There were many other refinements in this
amazing address, items that have escaped my mind with the intervening years,
but I hastened back to the office to write an amusing, and to my mind irresistibly
informative piece, about the thought processes of the door-to-door salesman, so
brutally expressed in words such as I had never heard before.. I was perfectly
confident that my piece would receive a warm welcome from the editorial
poobahs.
In a pig’s eye with that. The piece
made its way to the desk of the Editor-in-chief who chuckled over it, spiked it firmly, then took the trouble to
call me in and inform me that this was not the sort of thing that any newspaper
that depended on advertising should think for one moment of printing.

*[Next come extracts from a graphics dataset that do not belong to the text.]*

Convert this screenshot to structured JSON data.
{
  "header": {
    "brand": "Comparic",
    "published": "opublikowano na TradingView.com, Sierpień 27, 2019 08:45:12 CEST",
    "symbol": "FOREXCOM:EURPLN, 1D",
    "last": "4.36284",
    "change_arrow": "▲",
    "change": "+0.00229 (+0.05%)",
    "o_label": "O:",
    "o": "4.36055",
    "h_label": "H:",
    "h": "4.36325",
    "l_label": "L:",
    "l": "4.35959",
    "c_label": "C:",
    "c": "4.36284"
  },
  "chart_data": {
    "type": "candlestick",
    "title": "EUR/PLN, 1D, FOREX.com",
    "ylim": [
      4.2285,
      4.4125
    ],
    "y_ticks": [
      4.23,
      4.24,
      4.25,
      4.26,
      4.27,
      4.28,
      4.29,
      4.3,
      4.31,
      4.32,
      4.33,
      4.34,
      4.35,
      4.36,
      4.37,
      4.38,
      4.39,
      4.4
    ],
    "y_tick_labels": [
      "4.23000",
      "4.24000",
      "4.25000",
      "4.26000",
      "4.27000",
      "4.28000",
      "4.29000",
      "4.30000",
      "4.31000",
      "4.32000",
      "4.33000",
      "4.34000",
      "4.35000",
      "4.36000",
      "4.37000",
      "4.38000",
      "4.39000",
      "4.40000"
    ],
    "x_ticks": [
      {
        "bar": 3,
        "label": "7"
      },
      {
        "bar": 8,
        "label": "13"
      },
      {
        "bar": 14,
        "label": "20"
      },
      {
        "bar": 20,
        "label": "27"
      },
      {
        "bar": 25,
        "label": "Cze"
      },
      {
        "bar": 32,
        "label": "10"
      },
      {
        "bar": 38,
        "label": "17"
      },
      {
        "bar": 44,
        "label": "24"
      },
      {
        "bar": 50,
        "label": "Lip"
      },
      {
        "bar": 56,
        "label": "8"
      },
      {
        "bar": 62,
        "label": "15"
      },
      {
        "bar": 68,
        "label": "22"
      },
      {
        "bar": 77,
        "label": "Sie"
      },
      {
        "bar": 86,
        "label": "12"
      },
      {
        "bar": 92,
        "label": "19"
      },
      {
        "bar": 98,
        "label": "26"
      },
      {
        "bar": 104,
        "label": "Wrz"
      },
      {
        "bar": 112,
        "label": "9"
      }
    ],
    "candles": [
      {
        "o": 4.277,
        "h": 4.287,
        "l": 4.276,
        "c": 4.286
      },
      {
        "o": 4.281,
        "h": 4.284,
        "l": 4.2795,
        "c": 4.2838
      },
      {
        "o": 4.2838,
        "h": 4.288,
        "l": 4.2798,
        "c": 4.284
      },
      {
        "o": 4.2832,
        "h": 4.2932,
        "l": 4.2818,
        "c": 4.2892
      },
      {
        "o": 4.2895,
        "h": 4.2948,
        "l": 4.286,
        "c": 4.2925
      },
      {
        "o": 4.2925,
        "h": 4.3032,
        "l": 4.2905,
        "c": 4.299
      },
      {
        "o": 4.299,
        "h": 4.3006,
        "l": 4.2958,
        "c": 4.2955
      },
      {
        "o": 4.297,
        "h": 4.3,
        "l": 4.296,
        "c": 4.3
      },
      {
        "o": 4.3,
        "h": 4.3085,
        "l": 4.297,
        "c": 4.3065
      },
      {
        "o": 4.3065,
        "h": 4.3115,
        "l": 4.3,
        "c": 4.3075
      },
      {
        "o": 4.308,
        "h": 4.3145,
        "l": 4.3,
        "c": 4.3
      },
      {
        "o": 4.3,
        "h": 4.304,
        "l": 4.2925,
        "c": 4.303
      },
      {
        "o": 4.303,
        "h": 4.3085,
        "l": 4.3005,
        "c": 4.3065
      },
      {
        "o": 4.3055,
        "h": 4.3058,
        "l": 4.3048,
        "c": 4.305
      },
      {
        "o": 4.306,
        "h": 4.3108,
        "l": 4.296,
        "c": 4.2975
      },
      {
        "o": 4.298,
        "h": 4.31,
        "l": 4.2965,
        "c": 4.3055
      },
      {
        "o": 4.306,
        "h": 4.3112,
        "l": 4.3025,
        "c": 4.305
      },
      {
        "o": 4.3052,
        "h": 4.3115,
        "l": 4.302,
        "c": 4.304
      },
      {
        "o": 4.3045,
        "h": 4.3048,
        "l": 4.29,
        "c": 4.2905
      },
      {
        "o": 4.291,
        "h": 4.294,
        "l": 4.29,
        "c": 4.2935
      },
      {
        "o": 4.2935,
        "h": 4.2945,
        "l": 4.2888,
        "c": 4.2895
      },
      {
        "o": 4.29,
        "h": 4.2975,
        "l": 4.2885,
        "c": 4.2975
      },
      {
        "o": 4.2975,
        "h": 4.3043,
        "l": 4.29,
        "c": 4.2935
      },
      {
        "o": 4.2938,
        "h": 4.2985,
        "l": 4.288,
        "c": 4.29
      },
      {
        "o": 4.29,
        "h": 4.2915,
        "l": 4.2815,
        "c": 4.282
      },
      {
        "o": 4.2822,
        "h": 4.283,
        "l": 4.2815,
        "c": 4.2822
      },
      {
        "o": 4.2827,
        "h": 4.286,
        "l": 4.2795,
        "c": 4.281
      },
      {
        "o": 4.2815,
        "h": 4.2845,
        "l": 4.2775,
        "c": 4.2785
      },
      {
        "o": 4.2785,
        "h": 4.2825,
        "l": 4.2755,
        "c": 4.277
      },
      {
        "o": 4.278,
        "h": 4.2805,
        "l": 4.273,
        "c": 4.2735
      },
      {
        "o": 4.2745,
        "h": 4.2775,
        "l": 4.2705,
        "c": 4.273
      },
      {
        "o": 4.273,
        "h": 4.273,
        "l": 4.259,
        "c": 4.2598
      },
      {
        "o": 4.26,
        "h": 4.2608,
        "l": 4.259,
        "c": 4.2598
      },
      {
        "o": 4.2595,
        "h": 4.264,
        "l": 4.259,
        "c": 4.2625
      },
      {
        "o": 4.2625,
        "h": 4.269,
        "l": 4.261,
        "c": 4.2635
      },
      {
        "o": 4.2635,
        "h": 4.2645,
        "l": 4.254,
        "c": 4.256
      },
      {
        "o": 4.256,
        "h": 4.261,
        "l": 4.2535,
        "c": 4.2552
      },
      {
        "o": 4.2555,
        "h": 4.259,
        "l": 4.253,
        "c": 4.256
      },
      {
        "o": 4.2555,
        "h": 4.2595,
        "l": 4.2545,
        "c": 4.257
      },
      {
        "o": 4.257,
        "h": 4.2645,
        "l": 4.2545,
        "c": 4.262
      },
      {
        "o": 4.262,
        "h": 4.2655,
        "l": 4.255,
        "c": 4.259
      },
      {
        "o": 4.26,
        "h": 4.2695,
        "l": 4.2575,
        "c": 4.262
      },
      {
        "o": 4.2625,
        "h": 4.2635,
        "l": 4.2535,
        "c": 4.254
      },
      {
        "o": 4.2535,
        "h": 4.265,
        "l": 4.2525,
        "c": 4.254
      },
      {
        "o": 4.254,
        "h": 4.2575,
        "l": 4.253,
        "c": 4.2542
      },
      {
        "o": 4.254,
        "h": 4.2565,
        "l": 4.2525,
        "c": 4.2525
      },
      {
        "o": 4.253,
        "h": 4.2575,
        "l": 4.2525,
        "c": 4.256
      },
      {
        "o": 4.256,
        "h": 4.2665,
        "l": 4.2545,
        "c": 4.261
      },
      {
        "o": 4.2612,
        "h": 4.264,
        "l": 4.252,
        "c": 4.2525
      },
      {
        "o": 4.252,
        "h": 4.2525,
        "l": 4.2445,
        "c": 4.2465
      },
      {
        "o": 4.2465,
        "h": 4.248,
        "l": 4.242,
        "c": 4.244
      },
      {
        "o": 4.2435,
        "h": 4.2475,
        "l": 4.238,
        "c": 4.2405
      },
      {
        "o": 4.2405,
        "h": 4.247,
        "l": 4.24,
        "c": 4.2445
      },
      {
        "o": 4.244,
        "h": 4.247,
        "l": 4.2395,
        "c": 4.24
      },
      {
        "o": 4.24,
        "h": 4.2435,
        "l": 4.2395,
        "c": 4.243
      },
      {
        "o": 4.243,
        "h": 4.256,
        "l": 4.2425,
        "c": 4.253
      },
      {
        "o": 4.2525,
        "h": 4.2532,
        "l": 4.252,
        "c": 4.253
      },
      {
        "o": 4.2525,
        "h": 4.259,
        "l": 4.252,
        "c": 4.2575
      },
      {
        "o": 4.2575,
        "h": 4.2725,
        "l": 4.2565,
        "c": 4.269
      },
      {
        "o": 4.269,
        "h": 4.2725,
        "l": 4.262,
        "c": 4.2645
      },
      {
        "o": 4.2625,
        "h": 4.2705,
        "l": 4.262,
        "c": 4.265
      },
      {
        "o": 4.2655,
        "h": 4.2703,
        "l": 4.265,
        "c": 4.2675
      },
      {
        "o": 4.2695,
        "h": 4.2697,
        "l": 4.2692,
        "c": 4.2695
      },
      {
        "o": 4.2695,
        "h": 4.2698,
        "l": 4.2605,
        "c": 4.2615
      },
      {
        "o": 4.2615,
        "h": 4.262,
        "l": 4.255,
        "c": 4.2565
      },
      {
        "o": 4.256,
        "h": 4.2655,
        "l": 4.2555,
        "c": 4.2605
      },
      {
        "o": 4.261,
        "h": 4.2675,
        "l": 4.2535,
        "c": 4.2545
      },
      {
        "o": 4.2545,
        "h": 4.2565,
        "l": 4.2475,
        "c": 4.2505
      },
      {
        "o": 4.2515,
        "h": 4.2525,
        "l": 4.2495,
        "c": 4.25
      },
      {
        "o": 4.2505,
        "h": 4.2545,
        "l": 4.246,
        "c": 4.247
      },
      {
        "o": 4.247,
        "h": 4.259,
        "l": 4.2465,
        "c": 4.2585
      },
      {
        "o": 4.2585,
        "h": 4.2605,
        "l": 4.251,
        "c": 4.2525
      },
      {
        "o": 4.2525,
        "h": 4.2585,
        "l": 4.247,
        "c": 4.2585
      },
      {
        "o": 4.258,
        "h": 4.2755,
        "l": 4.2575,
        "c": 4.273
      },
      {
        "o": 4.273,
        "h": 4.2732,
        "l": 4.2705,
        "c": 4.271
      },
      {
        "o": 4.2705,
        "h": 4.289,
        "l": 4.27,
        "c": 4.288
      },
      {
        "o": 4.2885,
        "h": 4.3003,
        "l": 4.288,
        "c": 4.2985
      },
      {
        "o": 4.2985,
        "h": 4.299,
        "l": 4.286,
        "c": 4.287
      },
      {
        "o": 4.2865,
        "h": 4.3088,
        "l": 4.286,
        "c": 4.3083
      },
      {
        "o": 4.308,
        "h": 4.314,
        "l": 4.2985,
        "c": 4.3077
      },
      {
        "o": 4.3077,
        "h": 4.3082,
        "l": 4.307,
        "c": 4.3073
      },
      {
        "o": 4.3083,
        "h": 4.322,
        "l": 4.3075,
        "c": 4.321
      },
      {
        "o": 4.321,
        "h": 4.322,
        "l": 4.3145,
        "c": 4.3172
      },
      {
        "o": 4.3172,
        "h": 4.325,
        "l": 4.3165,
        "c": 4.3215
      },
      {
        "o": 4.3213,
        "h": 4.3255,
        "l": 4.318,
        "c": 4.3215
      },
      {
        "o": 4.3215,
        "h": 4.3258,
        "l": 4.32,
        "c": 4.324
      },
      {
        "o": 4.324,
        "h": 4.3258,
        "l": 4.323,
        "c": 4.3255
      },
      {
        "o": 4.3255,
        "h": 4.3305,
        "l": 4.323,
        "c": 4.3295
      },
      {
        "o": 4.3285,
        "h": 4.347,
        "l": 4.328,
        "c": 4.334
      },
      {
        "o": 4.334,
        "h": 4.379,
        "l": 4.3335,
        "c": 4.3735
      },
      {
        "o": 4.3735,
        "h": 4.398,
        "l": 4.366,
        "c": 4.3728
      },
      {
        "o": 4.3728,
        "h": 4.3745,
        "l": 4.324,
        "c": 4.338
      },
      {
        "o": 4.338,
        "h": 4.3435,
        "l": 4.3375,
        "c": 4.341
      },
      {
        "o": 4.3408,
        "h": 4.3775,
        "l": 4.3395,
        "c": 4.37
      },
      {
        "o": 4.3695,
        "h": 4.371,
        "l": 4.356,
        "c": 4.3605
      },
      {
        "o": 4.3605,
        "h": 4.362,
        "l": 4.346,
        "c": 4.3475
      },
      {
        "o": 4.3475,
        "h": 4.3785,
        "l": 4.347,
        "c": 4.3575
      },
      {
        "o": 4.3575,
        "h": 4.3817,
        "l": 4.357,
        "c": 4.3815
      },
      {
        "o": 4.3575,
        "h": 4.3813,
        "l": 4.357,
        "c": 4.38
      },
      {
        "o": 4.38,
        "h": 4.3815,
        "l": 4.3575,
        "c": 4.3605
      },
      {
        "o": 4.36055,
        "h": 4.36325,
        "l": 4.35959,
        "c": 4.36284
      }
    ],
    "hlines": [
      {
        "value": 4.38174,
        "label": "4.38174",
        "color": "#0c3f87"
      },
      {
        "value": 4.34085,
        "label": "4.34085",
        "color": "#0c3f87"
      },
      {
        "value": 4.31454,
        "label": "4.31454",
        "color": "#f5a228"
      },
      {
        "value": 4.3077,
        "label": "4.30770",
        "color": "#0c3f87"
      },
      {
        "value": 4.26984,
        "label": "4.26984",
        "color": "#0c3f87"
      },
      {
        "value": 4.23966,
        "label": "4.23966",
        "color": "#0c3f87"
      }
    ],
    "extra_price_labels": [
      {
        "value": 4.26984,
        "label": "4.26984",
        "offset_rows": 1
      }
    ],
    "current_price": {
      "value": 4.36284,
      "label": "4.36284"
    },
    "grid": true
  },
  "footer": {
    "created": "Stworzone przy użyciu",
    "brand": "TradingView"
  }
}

Ah, well, wot the hell, as I tend to
say nowadays.
A similar fate met a piece I wrote,
only a few days after I returned from my eight years of relative freedom as the
correspondent in London, where I could write almost anything that came to mind
(within reason, of course, as all reporters know, although many of them seem to
think, mistakenly, that they are free actors).
I was asked to cover the opening of a super-market in one of Montreal’s
northern suburbs. Unaccustomed to the grandiose aspirations of Canadian
mercantilism after my years in well-mannered London, I waxed eloquent over the
new structure’s cathedral-like dimensions, marvelled at the amount of money
devoted to its construction, and commented that this was exactly what Fidel
Castro only a few days before had meant when he talked about the mindless
extravagance of North American capitalism.
This time there was no warm chuckle
of amusement when the Big Poobah lifted my piece from his desk and let it fall
as if it were utterly worthless. “This,” he said, “….this….we cannot be seen to
be critical of the very people who provide us with our income. That would be an
act of extremely bad taste.” It wasn’t very long thereafter that he began to
find things for me to write about elsewhere, in Alaska, where they were
building oil wells, or northern Alberta,
wandering the native communities, anywhere except at home, where it
seemed I might be expected to come up
with an embarrassing piece at any time.
I can’t exactly say what is the
connection, but all these reminiscences were brought on by my recent
astonishment at hearing so many politicians and commentators straining themselves
to the limit to make rational argument for the impulsive and implausible
actions of their new President, who is
so intent on making America great again.
I even heard one enthusiast outline how the president had already proven
the commentariat wrong by taking actions which have resulted in higher black
employment figures than America has ever
before experienced. That Latin Americans should be worshipping at his feet because
his enforced reduction of illegal immigrants has solidified the labour market
for authentic legal, Latin workers, who are already beginning their elevation
into the middle-class. (I have no idea
where he came up with these figures, mind you.)
I even read a piece somewhere by
Yanis Varoufakis, the failed wunderkind finance minister of the Greek
government, who analysed Trump’s onslaught on the global economic order as a
matter of the highest significance, and presented it as if Trump, the greatest
stumblebum ever elected in North America,
had thought it all out as if he were some professor of economics.
This brought me back to something I mentioned
in my recent piece about the bumbling
Doug Ford, now in charge of Ontario’s economy and well-being, which is that if
some half-baked leader comes up with a lunatic idea, there is never any
shortage of people who will get right behind him, and propagate his loony ideas
as if they were handed down from heaven.
I guess the connection mentioned heretofore is that these leaders who have been
foisted upon us by the rigged electoral system, are nothing but door-to-door
salesmen, peddling their wares to the ultimate disadvantage of a gullible public.